On options exchanges, the exercise prices are standardized. The exchange prescribes the exercise prices at which options can be written. Investors must be willing to trade options with the specified exercise prices. Of course, over-the-counter transactions can have any exercise price the two participants agree on.
The exchange’s objective in establishing the exercise prices is to provide options that will attract trading volume. Most option trading is concentrated in options in which the stock price is close to the exercise price.
Accordingly, exchange officials tend to list options in which the exercise prices surround but are close to the current stock price. If the stock price moves up or down, new exercise prices close to the stock price are added
In 1993 the CBOE launched the FLEX (for flexible) options, a new type of option that represented a dramatic departure from the standardization of organized options markets. FLEX options are available with a minimum face value of $10 million for index options and 250 contracts for option on individual stocks.

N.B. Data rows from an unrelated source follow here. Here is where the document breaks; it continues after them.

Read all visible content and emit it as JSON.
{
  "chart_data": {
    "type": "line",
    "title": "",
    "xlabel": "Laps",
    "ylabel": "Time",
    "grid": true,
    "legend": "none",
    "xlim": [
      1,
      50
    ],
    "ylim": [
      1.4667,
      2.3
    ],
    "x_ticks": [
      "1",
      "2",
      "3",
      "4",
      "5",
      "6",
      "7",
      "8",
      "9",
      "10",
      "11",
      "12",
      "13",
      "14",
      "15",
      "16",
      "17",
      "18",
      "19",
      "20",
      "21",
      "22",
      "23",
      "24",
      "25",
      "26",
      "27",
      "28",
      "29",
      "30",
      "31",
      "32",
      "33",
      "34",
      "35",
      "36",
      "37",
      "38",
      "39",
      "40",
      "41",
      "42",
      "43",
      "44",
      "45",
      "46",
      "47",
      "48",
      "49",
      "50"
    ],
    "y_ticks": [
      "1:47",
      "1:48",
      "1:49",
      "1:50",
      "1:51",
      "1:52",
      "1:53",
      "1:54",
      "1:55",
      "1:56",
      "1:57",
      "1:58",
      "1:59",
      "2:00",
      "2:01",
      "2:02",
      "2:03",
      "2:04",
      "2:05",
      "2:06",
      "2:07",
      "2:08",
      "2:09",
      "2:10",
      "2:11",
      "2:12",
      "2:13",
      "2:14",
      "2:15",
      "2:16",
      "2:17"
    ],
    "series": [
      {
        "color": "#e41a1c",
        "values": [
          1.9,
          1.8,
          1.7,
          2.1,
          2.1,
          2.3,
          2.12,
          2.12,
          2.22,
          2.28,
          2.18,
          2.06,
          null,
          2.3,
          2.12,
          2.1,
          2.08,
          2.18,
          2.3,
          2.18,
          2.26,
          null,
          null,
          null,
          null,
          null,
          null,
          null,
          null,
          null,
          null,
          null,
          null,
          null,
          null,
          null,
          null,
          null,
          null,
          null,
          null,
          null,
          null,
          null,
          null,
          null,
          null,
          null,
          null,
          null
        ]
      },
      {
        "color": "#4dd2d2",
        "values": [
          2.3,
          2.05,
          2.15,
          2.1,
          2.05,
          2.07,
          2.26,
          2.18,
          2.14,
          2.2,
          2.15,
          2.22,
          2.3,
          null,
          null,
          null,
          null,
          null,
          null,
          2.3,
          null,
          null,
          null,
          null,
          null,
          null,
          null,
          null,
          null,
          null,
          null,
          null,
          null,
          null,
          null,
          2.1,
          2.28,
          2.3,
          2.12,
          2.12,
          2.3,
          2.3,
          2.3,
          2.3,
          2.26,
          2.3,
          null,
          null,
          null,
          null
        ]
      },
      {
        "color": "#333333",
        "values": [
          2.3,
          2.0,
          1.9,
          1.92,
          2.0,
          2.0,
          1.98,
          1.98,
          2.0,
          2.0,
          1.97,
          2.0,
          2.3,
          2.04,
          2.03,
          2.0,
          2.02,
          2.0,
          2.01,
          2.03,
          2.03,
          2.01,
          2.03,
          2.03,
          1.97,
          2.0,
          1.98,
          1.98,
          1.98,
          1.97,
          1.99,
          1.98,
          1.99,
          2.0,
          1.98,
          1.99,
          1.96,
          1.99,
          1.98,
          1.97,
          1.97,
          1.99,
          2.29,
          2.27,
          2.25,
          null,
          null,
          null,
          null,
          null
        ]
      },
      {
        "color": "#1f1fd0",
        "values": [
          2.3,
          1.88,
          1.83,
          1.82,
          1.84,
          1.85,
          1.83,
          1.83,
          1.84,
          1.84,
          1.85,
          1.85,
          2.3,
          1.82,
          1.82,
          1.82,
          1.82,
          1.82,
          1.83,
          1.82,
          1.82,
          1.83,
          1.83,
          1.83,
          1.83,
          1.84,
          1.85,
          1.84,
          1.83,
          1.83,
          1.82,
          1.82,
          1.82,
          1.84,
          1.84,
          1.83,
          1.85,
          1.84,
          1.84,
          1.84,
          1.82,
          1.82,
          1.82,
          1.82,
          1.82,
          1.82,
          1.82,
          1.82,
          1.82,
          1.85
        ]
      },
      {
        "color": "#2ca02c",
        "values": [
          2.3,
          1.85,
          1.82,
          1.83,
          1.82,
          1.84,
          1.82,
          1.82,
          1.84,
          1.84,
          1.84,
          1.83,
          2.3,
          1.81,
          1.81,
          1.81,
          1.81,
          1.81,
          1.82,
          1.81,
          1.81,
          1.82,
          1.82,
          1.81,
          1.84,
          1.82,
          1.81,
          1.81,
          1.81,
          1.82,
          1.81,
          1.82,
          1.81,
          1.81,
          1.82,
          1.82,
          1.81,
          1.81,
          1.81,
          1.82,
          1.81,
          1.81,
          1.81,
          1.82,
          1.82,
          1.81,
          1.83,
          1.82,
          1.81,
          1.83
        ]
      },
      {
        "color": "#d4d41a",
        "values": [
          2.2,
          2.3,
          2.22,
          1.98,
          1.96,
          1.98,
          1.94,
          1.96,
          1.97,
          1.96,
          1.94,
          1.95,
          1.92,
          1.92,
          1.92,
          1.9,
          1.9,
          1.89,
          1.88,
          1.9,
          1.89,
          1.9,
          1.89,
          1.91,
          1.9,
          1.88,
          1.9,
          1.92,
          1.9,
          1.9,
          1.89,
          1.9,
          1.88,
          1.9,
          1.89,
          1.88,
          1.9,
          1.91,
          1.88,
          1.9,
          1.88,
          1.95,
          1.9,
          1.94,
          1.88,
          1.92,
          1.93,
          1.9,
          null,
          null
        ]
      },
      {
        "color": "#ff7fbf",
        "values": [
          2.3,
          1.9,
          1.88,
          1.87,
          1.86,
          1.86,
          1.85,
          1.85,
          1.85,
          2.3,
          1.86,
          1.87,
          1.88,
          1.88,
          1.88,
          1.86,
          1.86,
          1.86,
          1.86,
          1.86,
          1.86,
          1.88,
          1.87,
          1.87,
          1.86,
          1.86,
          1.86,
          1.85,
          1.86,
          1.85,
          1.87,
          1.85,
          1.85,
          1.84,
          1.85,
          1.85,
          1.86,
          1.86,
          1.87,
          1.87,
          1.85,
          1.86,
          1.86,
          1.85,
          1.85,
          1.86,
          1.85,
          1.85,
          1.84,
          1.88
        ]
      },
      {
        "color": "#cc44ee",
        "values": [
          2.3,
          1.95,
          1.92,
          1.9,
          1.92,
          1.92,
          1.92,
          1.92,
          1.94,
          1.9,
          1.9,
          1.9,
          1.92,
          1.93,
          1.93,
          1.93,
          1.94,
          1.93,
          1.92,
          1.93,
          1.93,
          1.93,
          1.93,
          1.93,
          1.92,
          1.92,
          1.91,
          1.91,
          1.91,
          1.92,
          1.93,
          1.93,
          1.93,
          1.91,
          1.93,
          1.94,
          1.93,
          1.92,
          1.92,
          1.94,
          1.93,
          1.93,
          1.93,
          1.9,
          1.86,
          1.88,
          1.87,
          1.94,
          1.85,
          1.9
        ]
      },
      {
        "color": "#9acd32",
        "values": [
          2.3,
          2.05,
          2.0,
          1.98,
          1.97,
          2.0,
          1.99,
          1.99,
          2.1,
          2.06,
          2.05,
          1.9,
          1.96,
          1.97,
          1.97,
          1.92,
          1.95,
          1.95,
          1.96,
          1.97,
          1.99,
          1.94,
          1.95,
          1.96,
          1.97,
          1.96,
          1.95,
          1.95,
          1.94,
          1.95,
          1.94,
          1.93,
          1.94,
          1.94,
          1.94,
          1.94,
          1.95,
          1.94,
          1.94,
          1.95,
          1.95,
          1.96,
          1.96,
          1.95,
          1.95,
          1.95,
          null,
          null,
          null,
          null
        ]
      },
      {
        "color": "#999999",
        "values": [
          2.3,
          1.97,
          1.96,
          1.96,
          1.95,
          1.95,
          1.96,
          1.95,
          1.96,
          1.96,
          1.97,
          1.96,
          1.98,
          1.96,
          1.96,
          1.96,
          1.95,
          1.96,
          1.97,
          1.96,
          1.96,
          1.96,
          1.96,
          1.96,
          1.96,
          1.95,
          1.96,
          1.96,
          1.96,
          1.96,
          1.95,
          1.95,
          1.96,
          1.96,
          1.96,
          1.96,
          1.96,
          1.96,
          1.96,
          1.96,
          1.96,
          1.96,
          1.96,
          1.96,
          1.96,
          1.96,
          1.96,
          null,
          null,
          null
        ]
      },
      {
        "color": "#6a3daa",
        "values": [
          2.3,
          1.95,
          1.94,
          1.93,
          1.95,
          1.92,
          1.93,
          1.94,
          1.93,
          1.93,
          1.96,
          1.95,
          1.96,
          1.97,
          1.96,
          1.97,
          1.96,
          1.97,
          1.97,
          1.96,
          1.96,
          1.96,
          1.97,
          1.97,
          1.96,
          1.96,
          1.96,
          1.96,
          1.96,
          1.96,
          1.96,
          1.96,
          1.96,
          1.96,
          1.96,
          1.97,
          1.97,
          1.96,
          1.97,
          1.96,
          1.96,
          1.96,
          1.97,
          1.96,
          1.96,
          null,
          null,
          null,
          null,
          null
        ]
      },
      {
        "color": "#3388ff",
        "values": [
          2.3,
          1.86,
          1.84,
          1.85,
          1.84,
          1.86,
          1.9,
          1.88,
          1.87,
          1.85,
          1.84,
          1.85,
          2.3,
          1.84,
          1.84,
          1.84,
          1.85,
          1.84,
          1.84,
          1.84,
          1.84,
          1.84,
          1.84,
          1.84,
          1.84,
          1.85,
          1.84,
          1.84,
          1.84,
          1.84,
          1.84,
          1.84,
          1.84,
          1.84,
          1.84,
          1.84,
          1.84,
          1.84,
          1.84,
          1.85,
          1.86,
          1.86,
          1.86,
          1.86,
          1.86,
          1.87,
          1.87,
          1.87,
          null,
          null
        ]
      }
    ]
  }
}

When a stock pays a dividend, the stock price falls by the amount of the dividend on the ex-dividend day, which is the day after the last day on which the purchaser of the stock is entitled to receive the upcoming dividend. Because call option holder do not receive dividends and benefit from increase in the stock price and put option holders benefit from stock price decrease, the ex-dividend decrease in the stock price would arbitrarily hurt call holders and help put holders. In the old over-the-counter options market, options were said to be dividend-protected. If the company declared a $1 dividend, the exercise price was reduced by $1. Since over-the-counter options were not meant to be traded, the frequent dividend adjustments caused no problems. For exchange-listed options, however, such dividend adjustments would have generated many nonstandard exercise prices. Thus, the exchanges elected not to adjust the exercise price when a cash dividend was paid.